Stones in Exile is more than just a simple recounting of the making of a classic album. Stones in Exile provides a window into the Stones creative process and shows how songs and albums get made. It is interesting to learn that songs that began in London’s Olympic Studios were embellished in France and overdubbed in Los Angeles. That’s how we get “Tumblin’ Dice” and many others from Main Street. This musical element, and peeking into the process was, at least for me, was the best part of the documentary.
There was also a cultural “time capsule” component of Stones in Exile. Those early seventies’ years were wild times for the Stones (and everyone else). This is the whole, “if you remember it, you weren’t there!” sentiment. Seriously, hanging out in a mansion in the south of France with Keith Richards had to be pretty freaking wild – and this film captures some of that. People were walking out the front door stealing heavy equipment right in front of everyone. Heck, it was even too much for Mick who left to go marry Bianca!
Hardcore Stones’ fans are already familiar with this era courtesy of footage (some reused here) from the widely bootlegged documentary C*cksucker Blues. There was a whole lot of debauchery going on at that time and Stones in Exile does not shy away from showing some of this.

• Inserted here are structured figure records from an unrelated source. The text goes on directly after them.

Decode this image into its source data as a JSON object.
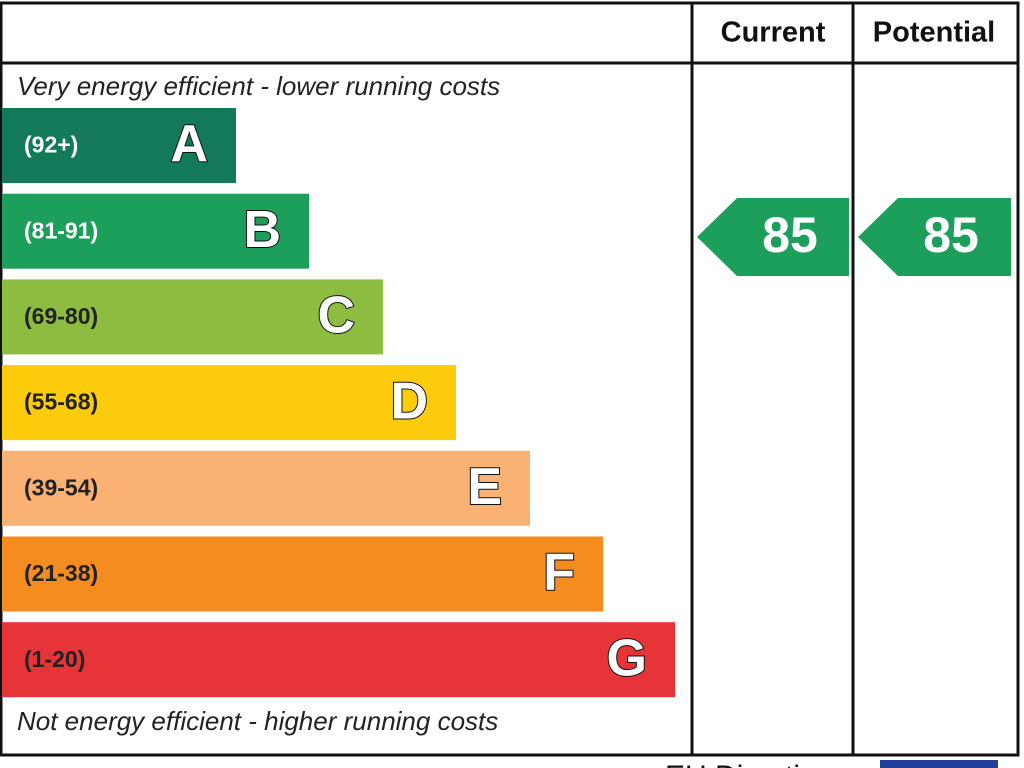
{
  "header": {
    "current": "Current",
    "potential": "Potential"
  },
  "top_note": "Very energy efficient - lower running costs",
  "bottom_note": "Not energy efficient - higher running costs",
  "bands": [
    {
      "range": "(92+)",
      "letter": "A",
      "color": "#127a5b"
    },
    {
      "range": "(81-91)",
      "letter": "B",
      "color": "#1b9f5b"
    },
    {
      "range": "(69-80)",
      "letter": "C",
      "color": "#8dbd40"
    },
    {
      "range": "(55-68)",
      "letter": "D",
      "color": "#fccb0b"
    },
    {
      "range": "(39-54)",
      "letter": "E",
      "color": "#f9b274"
    },
    {
      "range": "(21-38)",
      "letter": "F",
      "color": "#f48c20"
    },
    {
      "range": "(1-20)",
      "letter": "G",
      "color": "#e73439"
    }
  ],
  "current": {
    "rating": "85",
    "color": "#1b9f5b"
  },
  "potential": {
    "rating": "85",
    "color": "#1b9f5b"
  },
  "footer": "EU Directive"
}
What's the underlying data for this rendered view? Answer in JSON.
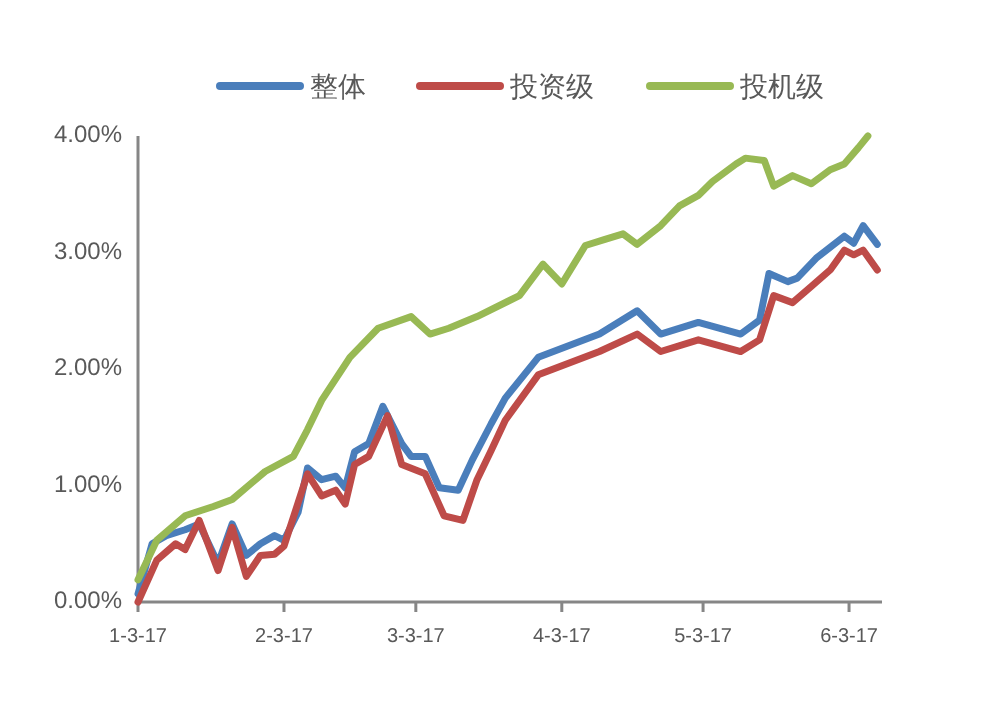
{
  "chart_data": {
    "type": "line",
    "xlim": [
      "2017-01-03",
      "2017-06-10"
    ],
    "ylim": [
      0,
      4
    ],
    "xticks": [
      {
        "value": "2017-01-03",
        "label": "1-3-17"
      },
      {
        "value": "2017-02-03",
        "label": "2-3-17"
      },
      {
        "value": "2017-03-03",
        "label": "3-3-17"
      },
      {
        "value": "2017-04-03",
        "label": "4-3-17"
      },
      {
        "value": "2017-05-03",
        "label": "5-3-17"
      },
      {
        "value": "2017-06-03",
        "label": "6-3-17"
      }
    ],
    "yticks": [
      {
        "value": 0,
        "label": "0.00%"
      },
      {
        "value": 1,
        "label": "1.00%"
      },
      {
        "value": 2,
        "label": "2.00%"
      },
      {
        "value": 3,
        "label": "3.00%"
      },
      {
        "value": 4,
        "label": "4.00%"
      }
    ],
    "grid": false,
    "legend": "top",
    "marker": "none",
    "line_style": "solid",
    "series": [
      {
        "name": "整体",
        "color": "#4a7ebb",
        "x": [
          "2017-01-03",
          "2017-01-06",
          "2017-01-09",
          "2017-01-13",
          "2017-01-16",
          "2017-01-20",
          "2017-01-23",
          "2017-01-26",
          "2017-01-29",
          "2017-02-01",
          "2017-02-03",
          "2017-02-06",
          "2017-02-08",
          "2017-02-11",
          "2017-02-14",
          "2017-02-16",
          "2017-02-18",
          "2017-02-21",
          "2017-02-24",
          "2017-02-28",
          "2017-03-02",
          "2017-03-05",
          "2017-03-08",
          "2017-03-12",
          "2017-03-15",
          "2017-03-19",
          "2017-03-22",
          "2017-03-29",
          "2017-04-11",
          "2017-04-19",
          "2017-04-24",
          "2017-05-02",
          "2017-05-11",
          "2017-05-15",
          "2017-05-17",
          "2017-05-21",
          "2017-05-23",
          "2017-05-27",
          "2017-06-02",
          "2017-06-04",
          "2017-06-06",
          "2017-06-09"
        ],
        "values": [
          0.07,
          0.5,
          0.57,
          0.62,
          0.67,
          0.33,
          0.67,
          0.4,
          0.5,
          0.57,
          0.53,
          0.77,
          1.15,
          1.05,
          1.08,
          0.98,
          1.29,
          1.36,
          1.68,
          1.36,
          1.25,
          1.25,
          0.98,
          0.96,
          1.22,
          1.53,
          1.75,
          2.1,
          2.3,
          2.5,
          2.3,
          2.4,
          2.3,
          2.42,
          2.82,
          2.75,
          2.78,
          2.95,
          3.14,
          3.08,
          3.23,
          3.07
        ]
      },
      {
        "name": "投资级",
        "color": "#be4b48",
        "x": [
          "2017-01-03",
          "2017-01-07",
          "2017-01-11",
          "2017-01-13",
          "2017-01-16",
          "2017-01-20",
          "2017-01-23",
          "2017-01-26",
          "2017-01-29",
          "2017-02-01",
          "2017-02-03",
          "2017-02-08",
          "2017-02-11",
          "2017-02-14",
          "2017-02-16",
          "2017-02-18",
          "2017-02-21",
          "2017-02-25",
          "2017-02-28",
          "2017-03-05",
          "2017-03-09",
          "2017-03-13",
          "2017-03-16",
          "2017-03-19",
          "2017-03-22",
          "2017-03-29",
          "2017-04-11",
          "2017-04-19",
          "2017-04-24",
          "2017-05-02",
          "2017-05-11",
          "2017-05-15",
          "2017-05-18",
          "2017-05-22",
          "2017-05-26",
          "2017-05-30",
          "2017-06-02",
          "2017-06-04",
          "2017-06-06",
          "2017-06-09"
        ],
        "values": [
          0,
          0.36,
          0.5,
          0.45,
          0.7,
          0.27,
          0.64,
          0.22,
          0.4,
          0.41,
          0.48,
          1.1,
          0.91,
          0.96,
          0.84,
          1.18,
          1.25,
          1.6,
          1.18,
          1.1,
          0.74,
          0.7,
          1.05,
          1.3,
          1.56,
          1.95,
          2.15,
          2.3,
          2.15,
          2.25,
          2.15,
          2.25,
          2.63,
          2.57,
          2.71,
          2.85,
          3.02,
          2.98,
          3.02,
          2.85
        ]
      },
      {
        "name": "投机级",
        "color": "#98b954",
        "x": [
          "2017-01-03",
          "2017-01-07",
          "2017-01-13",
          "2017-01-19",
          "2017-01-23",
          "2017-01-30",
          "2017-02-05",
          "2017-02-08",
          "2017-02-11",
          "2017-02-17",
          "2017-02-23",
          "2017-03-02",
          "2017-03-06",
          "2017-03-10",
          "2017-03-16",
          "2017-03-25",
          "2017-03-30",
          "2017-04-03",
          "2017-04-08",
          "2017-04-12",
          "2017-04-16",
          "2017-04-19",
          "2017-04-24",
          "2017-04-28",
          "2017-05-02",
          "2017-05-05",
          "2017-05-10",
          "2017-05-12",
          "2017-05-16",
          "2017-05-18",
          "2017-05-22",
          "2017-05-26",
          "2017-05-30",
          "2017-06-02",
          "2017-06-05",
          "2017-06-07"
        ],
        "values": [
          0.19,
          0.53,
          0.74,
          0.82,
          0.88,
          1.12,
          1.25,
          1.48,
          1.73,
          2.1,
          2.35,
          2.45,
          2.3,
          2.35,
          2.45,
          2.63,
          2.9,
          2.73,
          3.06,
          3.11,
          3.16,
          3.07,
          3.23,
          3.4,
          3.49,
          3.61,
          3.76,
          3.81,
          3.79,
          3.57,
          3.66,
          3.59,
          3.71,
          3.76,
          3.9,
          4.0
        ]
      }
    ]
  }
}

Fortunately the documentary, directed by Stephen Kijak, doesn’t focus entirely of this element and provides a more balanced assessment of Exile on Main Street.
I am personally am not a huge Exile fan. I much prefer Let it Bleed, Some Girls, and Sticky Fingers as superior, having better songs and being more representative in understanding the Stones as a counter to the Beatles. Exile on Main Street always seemed sloppy and unfocused. Stones in Exile shows that this assessment has grounding in reality. Those were chaotic times. Mick seems a bit baffled by the albums popularity.
What is important to take away from this review is that none of that matters when it comes to evaluating the documentary. Irrespective of where Exile on Main Street sits in music history Stones in Exile is a fascinating and a must watch/own for any classic rock music fan. There is nothing quite like it, except maybe the Beatles Let it Be, that captures the music making process for a band as seminal as the Stones. Until Let it Be is released from the vaults (unlikely anytime soon), Stones in Exile may be the best documentary of that magical time in music where it all came together – music mattered, people had incredible talent, and on top it all, everyone was beautiful.